Park Service spokesman Mike Litterst said officials wanted to alert the public now "because we really want to encourage people to get down, see the Tidal Basin, experience peak bloom one last time before there's a couple years of construction fencing, paths being rerouted and things like that."
Construction equipment will be in place for next year's festival, Litterst said.
Among the trees to be removed is a 25-year-old tree on the Tidal Basin nicknamed "Stumpy," for its stunted appearance. It has gained a following in recent years as it continued to bloom despite a less-than-glamorous profile.
"That tree is unfortunately one of the ones that's coming down," Litterst said.

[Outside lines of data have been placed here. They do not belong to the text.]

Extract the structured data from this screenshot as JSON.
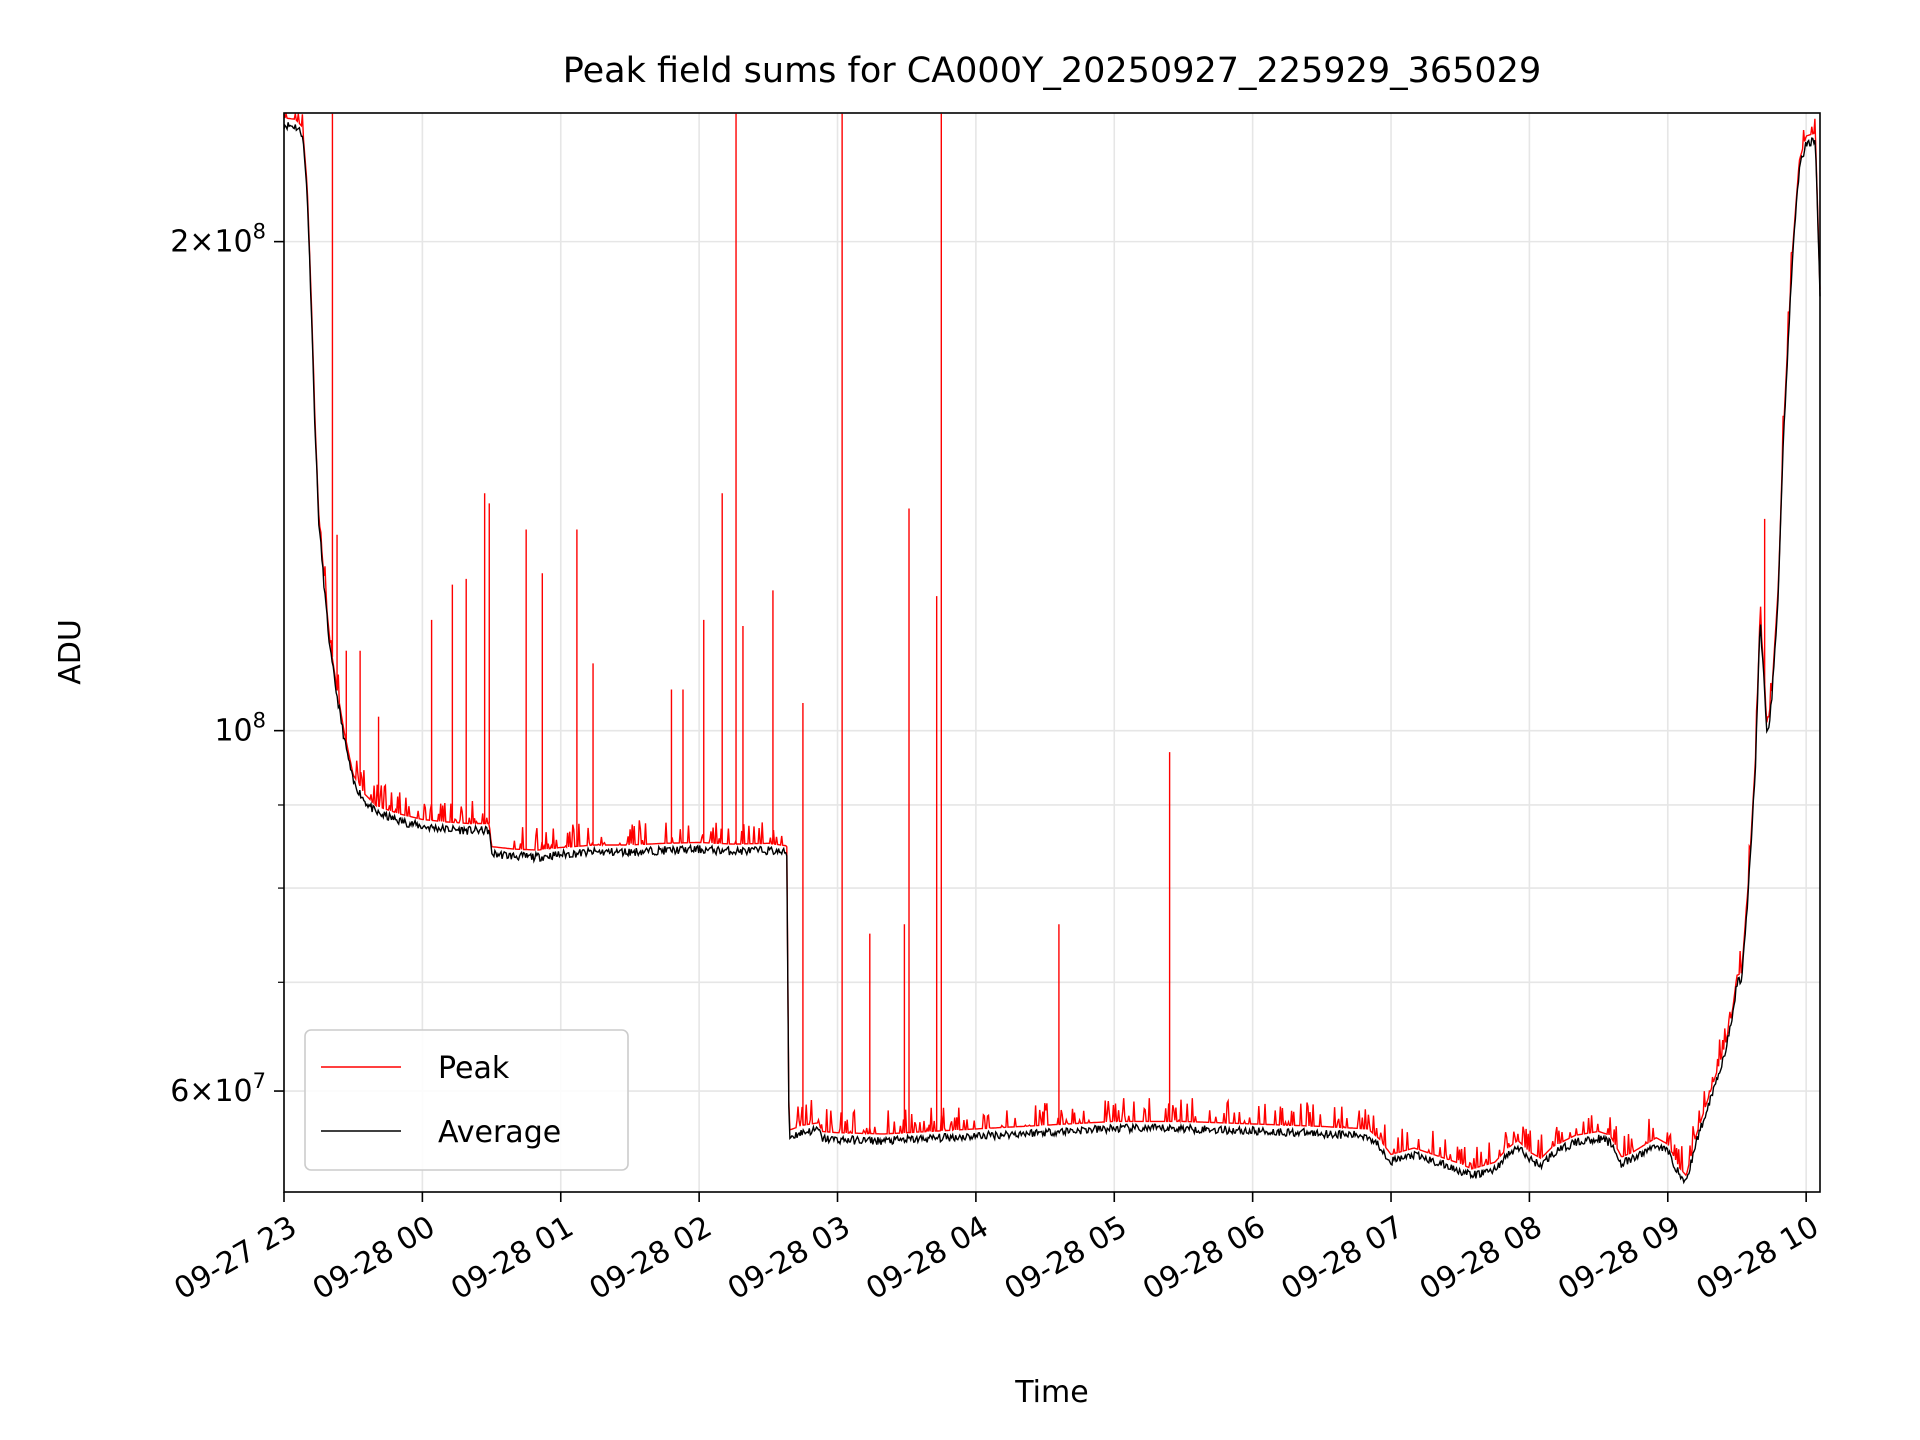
{
  "chart_data": {
    "type": "line",
    "title": "Peak field sums for CA000Y_20250927_225929_365029",
    "xlabel": "Time",
    "ylabel": "ADU",
    "y_scale": "log",
    "ylim": [
      52000000,
      240000000
    ],
    "xlim": [
      "2025-09-27 23:00",
      "2025-09-28 10:06"
    ],
    "grid": true,
    "legend_position": "lower-left",
    "x_ticks": [
      {
        "t": "2025-09-27 23:00",
        "label": "09-27 23"
      },
      {
        "t": "2025-09-28 00:00",
        "label": "09-28 00"
      },
      {
        "t": "2025-09-28 01:00",
        "label": "09-28 01"
      },
      {
        "t": "2025-09-28 02:00",
        "label": "09-28 02"
      },
      {
        "t": "2025-09-28 03:00",
        "label": "09-28 03"
      },
      {
        "t": "2025-09-28 04:00",
        "label": "09-28 04"
      },
      {
        "t": "2025-09-28 05:00",
        "label": "09-28 05"
      },
      {
        "t": "2025-09-28 06:00",
        "label": "09-28 06"
      },
      {
        "t": "2025-09-28 07:00",
        "label": "09-28 07"
      },
      {
        "t": "2025-09-28 08:00",
        "label": "09-28 08"
      },
      {
        "t": "2025-09-28 09:00",
        "label": "09-28 09"
      },
      {
        "t": "2025-09-28 10:00",
        "label": "09-28 10"
      }
    ],
    "y_major_ticks": [
      {
        "v": 60000000,
        "mant": "6",
        "exp": "7"
      },
      {
        "v": 100000000,
        "mant": "",
        "exp": "8"
      },
      {
        "v": 200000000,
        "mant": "2",
        "exp": "8"
      }
    ],
    "y_minor_ticks": [
      70000000,
      80000000,
      90000000
    ],
    "series": [
      {
        "name": "Average",
        "color": "#000000",
        "points": [
          [
            "2025-09-27 23:00",
            236000000
          ],
          [
            "2025-09-27 23:05",
            235500000
          ],
          [
            "2025-09-27 23:08",
            233000000
          ],
          [
            "2025-09-27 23:10",
            215000000
          ],
          [
            "2025-09-27 23:12",
            180000000
          ],
          [
            "2025-09-27 23:13",
            160000000
          ],
          [
            "2025-09-27 23:15",
            135000000
          ],
          [
            "2025-09-27 23:18",
            120000000
          ],
          [
            "2025-09-27 23:20",
            112000000
          ],
          [
            "2025-09-27 23:23",
            105000000
          ],
          [
            "2025-09-27 23:26",
            99000000
          ],
          [
            "2025-09-27 23:30",
            93000000
          ],
          [
            "2025-09-27 23:35",
            90500000
          ],
          [
            "2025-09-27 23:40",
            89000000
          ],
          [
            "2025-09-27 23:50",
            88000000
          ],
          [
            "2025-09-28 00:00",
            87300000
          ],
          [
            "2025-09-28 00:10",
            87000000
          ],
          [
            "2025-09-28 00:20",
            86800000
          ],
          [
            "2025-09-28 00:29",
            86800000
          ],
          [
            "2025-09-28 00:30",
            84000000
          ],
          [
            "2025-09-28 00:40",
            83700000
          ],
          [
            "2025-09-28 00:50",
            83600000
          ],
          [
            "2025-09-28 01:00",
            83900000
          ],
          [
            "2025-09-28 01:15",
            84200000
          ],
          [
            "2025-09-28 01:30",
            84200000
          ],
          [
            "2025-09-28 01:45",
            84400000
          ],
          [
            "2025-09-28 02:00",
            84500000
          ],
          [
            "2025-09-28 02:15",
            84300000
          ],
          [
            "2025-09-28 02:30",
            84400000
          ],
          [
            "2025-09-28 02:38",
            84100000
          ],
          [
            "2025-09-28 02:39",
            56200000
          ],
          [
            "2025-09-28 02:45",
            56600000
          ],
          [
            "2025-09-28 02:52",
            56800000
          ],
          [
            "2025-09-28 02:53",
            56100000
          ],
          [
            "2025-09-28 03:00",
            56000000
          ],
          [
            "2025-09-28 03:20",
            55900000
          ],
          [
            "2025-09-28 03:40",
            56100000
          ],
          [
            "2025-09-28 04:00",
            56300000
          ],
          [
            "2025-09-28 04:30",
            56600000
          ],
          [
            "2025-09-28 05:00",
            56900000
          ],
          [
            "2025-09-28 05:30",
            56900000
          ],
          [
            "2025-09-28 06:00",
            56700000
          ],
          [
            "2025-09-28 06:30",
            56500000
          ],
          [
            "2025-09-28 06:50",
            56300000
          ],
          [
            "2025-09-28 06:55",
            55500000
          ],
          [
            "2025-09-28 07:00",
            54300000
          ],
          [
            "2025-09-28 07:10",
            54800000
          ],
          [
            "2025-09-28 07:20",
            54200000
          ],
          [
            "2025-09-28 07:30",
            53600000
          ],
          [
            "2025-09-28 07:35",
            53200000
          ],
          [
            "2025-09-28 07:45",
            53700000
          ],
          [
            "2025-09-28 07:50",
            54700000
          ],
          [
            "2025-09-28 07:55",
            55400000
          ],
          [
            "2025-09-28 08:00",
            54500000
          ],
          [
            "2025-09-28 08:05",
            54000000
          ],
          [
            "2025-09-28 08:10",
            54900000
          ],
          [
            "2025-09-28 08:20",
            55800000
          ],
          [
            "2025-09-28 08:30",
            56100000
          ],
          [
            "2025-09-28 08:35",
            55800000
          ],
          [
            "2025-09-28 08:40",
            54100000
          ],
          [
            "2025-09-28 08:45",
            54500000
          ],
          [
            "2025-09-28 08:55",
            55600000
          ],
          [
            "2025-09-28 09:00",
            55100000
          ],
          [
            "2025-09-28 09:05",
            53300000
          ],
          [
            "2025-09-28 09:08",
            52700000
          ],
          [
            "2025-09-28 09:12",
            55600000
          ],
          [
            "2025-09-28 09:17",
            58500000
          ],
          [
            "2025-09-28 09:22",
            61500000
          ],
          [
            "2025-09-28 09:25",
            63500000
          ],
          [
            "2025-09-28 09:28",
            66500000
          ],
          [
            "2025-09-28 09:30",
            70000000
          ],
          [
            "2025-09-28 09:32",
            70200000
          ],
          [
            "2025-09-28 09:35",
            80000000
          ],
          [
            "2025-09-28 09:38",
            95000000
          ],
          [
            "2025-09-28 09:40",
            117000000
          ],
          [
            "2025-09-28 09:42",
            106000000
          ],
          [
            "2025-09-28 09:43",
            99000000
          ],
          [
            "2025-09-28 09:45",
            104000000
          ],
          [
            "2025-09-28 09:48",
            122000000
          ],
          [
            "2025-09-28 09:50",
            150000000
          ],
          [
            "2025-09-28 09:54",
            195000000
          ],
          [
            "2025-09-28 09:57",
            222000000
          ],
          [
            "2025-09-28 10:00",
            230000000
          ],
          [
            "2025-09-28 10:04",
            231000000
          ],
          [
            "2025-09-28 10:06",
            185000000
          ]
        ]
      },
      {
        "name": "Peak",
        "color": "#ff0000",
        "offset_ratio": 1.01,
        "spikes": [
          [
            "2025-09-27 23:21",
            240000000
          ],
          [
            "2025-09-27 23:23",
            132000000
          ],
          [
            "2025-09-27 23:27",
            112000000
          ],
          [
            "2025-09-27 23:33",
            112000000
          ],
          [
            "2025-09-27 23:41",
            102000000
          ],
          [
            "2025-09-28 00:04",
            117000000
          ],
          [
            "2025-09-28 00:13",
            123000000
          ],
          [
            "2025-09-28 00:19",
            124000000
          ],
          [
            "2025-09-28 00:27",
            140000000
          ],
          [
            "2025-09-28 00:29",
            138000000
          ],
          [
            "2025-09-28 00:45",
            133000000
          ],
          [
            "2025-09-28 00:52",
            125000000
          ],
          [
            "2025-09-28 01:07",
            133000000
          ],
          [
            "2025-09-28 01:14",
            110000000
          ],
          [
            "2025-09-28 01:48",
            106000000
          ],
          [
            "2025-09-28 01:53",
            106000000
          ],
          [
            "2025-09-28 02:02",
            117000000
          ],
          [
            "2025-09-28 02:10",
            140000000
          ],
          [
            "2025-09-28 02:16",
            240000000
          ],
          [
            "2025-09-28 02:19",
            116000000
          ],
          [
            "2025-09-28 02:32",
            122000000
          ],
          [
            "2025-09-28 02:45",
            104000000
          ],
          [
            "2025-09-28 03:02",
            240000000
          ],
          [
            "2025-09-28 03:14",
            75000000
          ],
          [
            "2025-09-28 03:29",
            76000000
          ],
          [
            "2025-09-28 03:31",
            137000000
          ],
          [
            "2025-09-28 03:43",
            121000000
          ],
          [
            "2025-09-28 03:45",
            240000000
          ],
          [
            "2025-09-28 04:36",
            76000000
          ],
          [
            "2025-09-28 05:24",
            97000000
          ],
          [
            "2025-09-28 09:42",
            135000000
          ]
        ]
      }
    ]
  }
}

But clippings from Stumpy will be taken to grow other versions that will be planted later around the Tidal Basin, he said.
Litterst said he was not sure how old the other trees slated for removal were. "Some of them we may be able to age when they come down," he said.
He said the trees would be turned into mulch and brought back to the Mall. "The mulch will be placed on the roots of living trees, so they provide some protection and some barriers to all the foot traffic," he said.
"Then as they break down and become soil, they stay in the park and provide nutrients for trees for generations to come," he said in a telephone interview. "This way they literally, in one form or another, live on for years."
The construction of the Martin Luther King Jr. Memorial required the removal of a handful of cherry trees, but more than 100 new ones were added. The memorial was dedicated in 2011. That part of the Tidal Basin, the north side, won't be impacted by the project, he said.
The Park Service statement Wednesday said the removal of the trees would begin in late May.
The sea walls along the Tidal Basin, site of memorials to the Rev. Martin Luther King Jr. and presidents Franklin D. Roosevelt and Thomas Jefferson, have been crumbling for decades.
In 2010, a $12.4 million repair project shored up the Jefferson Memorial's poorly supported sea wall.
"Portions of the sea walls have settled as much as five feet since their initial construction from the late 1800s to the early 1900s," the Park Service said. "As a result of the settling and sea level rise, water flows over portions of the sea walls twice a day during normal tidal conditions."
"The sea walls are no longer structurally sound and threaten visitor safety and the historic setting, including the cherry trees around the Tidal Basin," the statement said.
The $113 million project is designed to protect remaining trees and the memorials for the next 100 years, the statement said.